La Parque filera ses jours d’or & de soye ;
 Les Ris & les Graces, mes Sœurs,
La feront vivre en paix, & mourir dans la joye.

Voila, ma Chere, de belles promesses que l’Amour vous fait. Ce n’est point un Dieu fourbe & fanfaron, il les exécutera à la lettre. S’il ne dit pas quelquefois tout ce qu’il fait, il fait souvent bien plus qu’il ne dit. Si vous voulez suivre mon conseil, vous accepterez le party qu’il vous offre. C’est le plus seûr, le plus agreable, & j’oseray dire, le plus glorieux, puis que les Dieux, les Roys, & les Conquérans, s’y soûmettent, & qu’à moins que de vivre comme un Anachorete de la Thébaïde, ou d’estre un peu Misantrope & Loup-garou, on ne peut pas vivre sans aimer.

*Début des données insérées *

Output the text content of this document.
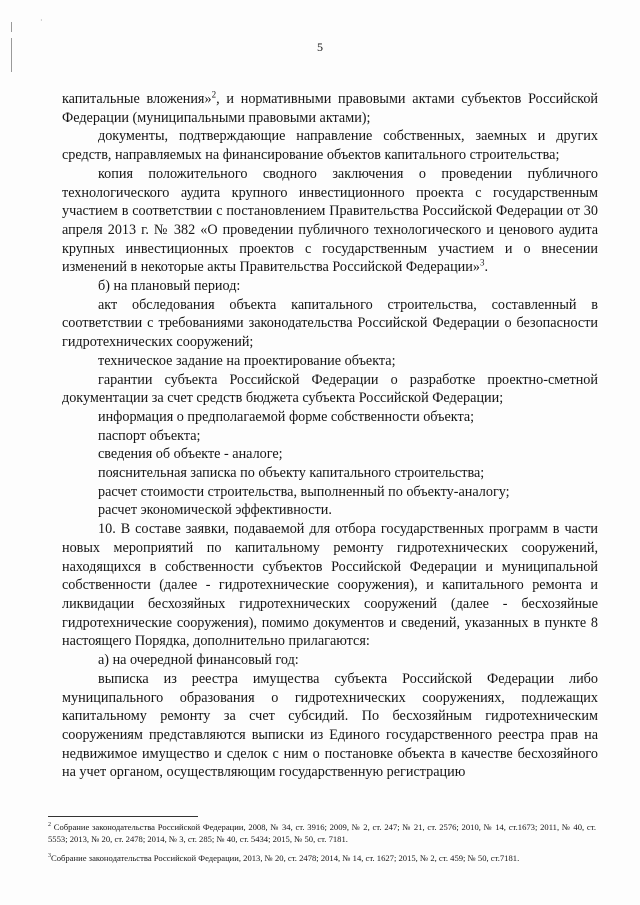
·
5

капитальные вложения»$^2$, и нормативными правовыми актами субъектов Российской Федерации (муниципальными правовыми актами);

документы, подтверждающие направление собственных, заемных и других средств, направляемых на финансирование объектов капитального строительства;

копия положительного сводного заключения о проведении публичного технологического аудита крупного инвестиционного проекта с государственным участием в соответствии с постановлением Правительства Российской Федерации от 30 апреля 2013 г. № 382 «О проведении публичного технологического и ценового аудита крупных инвестиционных проектов с государственным участием и о внесении изменений в некоторые акты Правительства Российской Федерации»$^3$.

б) на плановый период:

акт обследования объекта капитального строительства, составленный в соответствии с требованиями законодательства Российской Федерации о безопасности гидротехнических сооружений;

техническое задание на проектирование объекта;

гарантии субъекта Российской Федерации о разработке проектно-сметной документации за счет средств бюджета субъекта Российской Федерации;

информация о предполагаемой форме собственности объекта;

паспорт объекта;

сведения об объекте - аналоге;

пояснительная записка по объекту капитального строительства;

расчет стоимости строительства, выполненный по объекту-аналогу;

расчет экономической эффективности.

10. В составе заявки, подаваемой для отбора государственных программ в части новых мероприятий по капитальному ремонту гидротехнических сооружений, находящихся в собственности субъектов Российской Федерации и муниципальной собственности (далее - гидротехнические сооружения), и капитального ремонта и ликвидации бесхозяйных гидротехнических сооружений (далее - бесхозяйные гидротехнические сооружения), помимо документов и сведений, указанных в пункте 8 настоящего Порядка, дополнительно прилагаются:

а) на очередной финансовый год:

выписка из реестра имущества субъекта Российской Федерации либо муниципального образования о гидротехнических сооружениях, подлежащих капитальному ремонту за счет субсидий. По бесхозяйным гидротехническим сооружениям представляются выписки из Единого государственного реестра прав на недвижимое имущество и сделок с ним о постановке объекта в качестве бесхозяйного на учет органом, осуществляющим государственную регистрацию

$^2$ Собрание законодательства Российской Федерации, 2008, № 34, ст. 3916; 2009, № 2, ст. 247; № 21, ст. 2576; 2010, № 14, ст.1673; 2011, № 40, ст. 5553; 2013, № 20, ст. 2478; 2014, № 3, ст. 285; № 40, ст. 5434; 2015, № 50, ст. 7181.

$^3$Собрание законодательства Российской Федерации, 2013, № 20, ст. 2478; 2014, № 14, ст. 1627; 2015, № 2, ст. 459; № 50, ст.7181.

J’ay chargé ce petit Amour en partant de Paris, de vous présenter deux Paires de Boutons de Topaze, de ma part, & de vous faire mes complimens ; mais comme c’est un Dieu fort intéressé, & que parmy les Dieux, aussi-bien que parmy les Hommes, la charité commence par soy mesme, je croy qu’il ne vous parlera que de ses intérests, & qu’il oubliëra ma commission. Je luy ay pourtant fort recommandé de vous les donner en main propre.

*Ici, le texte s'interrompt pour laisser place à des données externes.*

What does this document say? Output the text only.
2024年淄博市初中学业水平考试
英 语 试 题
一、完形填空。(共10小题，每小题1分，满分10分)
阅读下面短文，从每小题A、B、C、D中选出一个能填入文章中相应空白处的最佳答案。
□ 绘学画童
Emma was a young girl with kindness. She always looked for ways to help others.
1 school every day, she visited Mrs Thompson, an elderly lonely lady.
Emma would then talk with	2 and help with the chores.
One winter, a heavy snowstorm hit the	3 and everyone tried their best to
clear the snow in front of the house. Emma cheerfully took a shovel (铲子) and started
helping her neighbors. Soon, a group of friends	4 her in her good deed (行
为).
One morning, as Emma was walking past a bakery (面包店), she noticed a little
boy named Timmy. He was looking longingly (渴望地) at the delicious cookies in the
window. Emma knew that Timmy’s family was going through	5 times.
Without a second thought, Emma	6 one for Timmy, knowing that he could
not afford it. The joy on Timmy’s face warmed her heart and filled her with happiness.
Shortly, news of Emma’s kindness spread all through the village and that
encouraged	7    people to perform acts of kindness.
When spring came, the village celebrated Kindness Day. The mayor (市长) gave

 Ces Nœuds sont pour lier vos manches,
 Ou bien pour lier vostre cœur.
 Permettez que ce Dieu vainqueur,
De ses bras potelez, de ses belles mains blanches,
 Vous attache cette Faveur.
Je dois vous l’avoüer, elle n’est pas bien grande,
 Pour employer un Immortel ;
Et je ne sçay que trop, qu’une pareille offrande
N’est pas digne de vostre Autel.

Toute indigne pourtant qu’elle est de vous estre offerte, je vous conjure de la recevoir comme un gage de mon amitié sincere, & de me croire, &c.

Recepte amoureuse §

Mercure galant, novembre 1681 [tome 12], p. 55-56.

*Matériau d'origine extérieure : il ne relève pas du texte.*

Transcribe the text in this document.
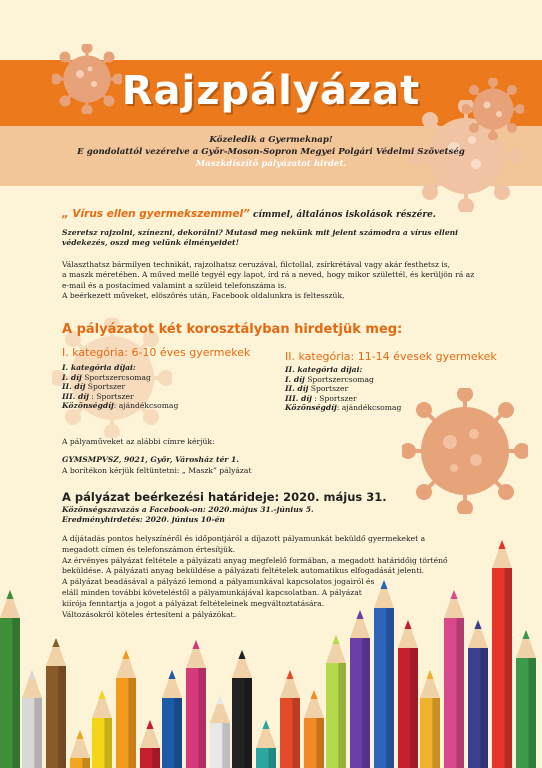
Rajzpályázat
Közeledik a Gyermeknap!
E gondolattól vezérelve a Győr-Moson-Sopron Megyei Polgári Védelmi Szövetség
Maszkdíszítő pályázatot hirdet.
„ Vírus ellen gyermekszemmel” címmel, általános iskolások részére.
Szeretsz rajzolni, színezni, dekorálni? Mutasd meg nekünk mit jelent számodra a vírus elleni
védekezés, oszd meg velünk élményeidet!
Választhatsz bármilyen technikát, rajzolhatsz ceruzával, filctollal, zsírkrétával vagy akár festhetsz is,
a maszk méretében. A műved mellé tegyél egy lapot, írd rá a neved, hogy mikor születtél, és kerüljön rá az
e-mail és a postacímed valamint a szüleid telefonszáma is.
A beérkezett műveket, elöszörés után, Facebook oldalunkra is feltesszük,
A pályázatot két korosztályban hirdetjük meg:
I. kategória: 6-10 éves gyermekek
I. kategória díjai:
I. díj Sportszercsomag
II. díj Sportszer
III. díj : Sportszer
Közönségdíj: ajándékcsomag
II. kategória: 11-14 évesek gyermekek
II. kategória díjai:
I. díj Sportszercsomag
II. díj Sportszer
III. díj : Sportszer
Közönségdíj: ajándékcsomag
A pályaműveket az alábbi címre kérjük:
GYMSMPVSZ, 9021, Győr, Városház tér 1.
A borítékon kérjük feltüntetni: „ Maszk” pályázat
A pályázat beérkezési határideje: 2020. május 31.
Közönségszavazás a Facebook-on: 2020.május 31.-június 5.
Eredményhirdetés: 2020. június 10-én
A díjátadás pontos helyszínéről és időpontjáról a díjazott pályamunkát beküldő gyermekeket a
megadott címen és telefonszámon értesítjük.
Az érvényes pályázat feltétele a pályázati anyag megfelelő formában, a megadott határidőig történő
beküldése. A pályázati anyag beküldése a pályázati feltételek automatikus elfogadását jelenti.
A pályázat beadásával a pályázó lemond a pályamunkával kapcsolatos jogairól és
eláll minden további követeléstől a pályamunkájával kapcsolatban. A pályázat
kiírója fenntartja a jogot a pályázat feltételeinek megváltoztatására.
Változásokról köteles értesíteni a pályázókat.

On m’a fait part d’une galante Recepte qui seroit bien propre pour une Belle du caractére dont je vous ay peint l’aimable Personne à qui cette Lettre est adressée. Je vous en envoye une Copie.

RECEPTE AMOUREUSE.

Pour bien purger une Beauté
Dont les yeux charment tout le monde,
Purgez-la de sa cruauté,
C’est là l’humeur dont elle abonde.
***
Afin que la Purgation
Cause peu d’altération,
Récipé pour nostre Ordonnance
Le poids d’un Ecu de Pitié ;
Une once en gros de Confiance,
Avec deux drachmes d’Amitié,
Et quatre de Correspondance.
***
Infusez le tout en douceur,
Cela luy purgera le cœur
De cette humeur fiere & maline
Qui sied mal à Beauté divine.
Que si vous estes assuré
Que le mal soit invéteré,
Et qu’il y reste quelque chose,
Vous réïtererez, & doublerez la dose.

[Prix tirez à Charolles en Bourgogne, & disputez par les Dames] §

Mercure galant, novembre 1681 [tome 12], p. 56-113.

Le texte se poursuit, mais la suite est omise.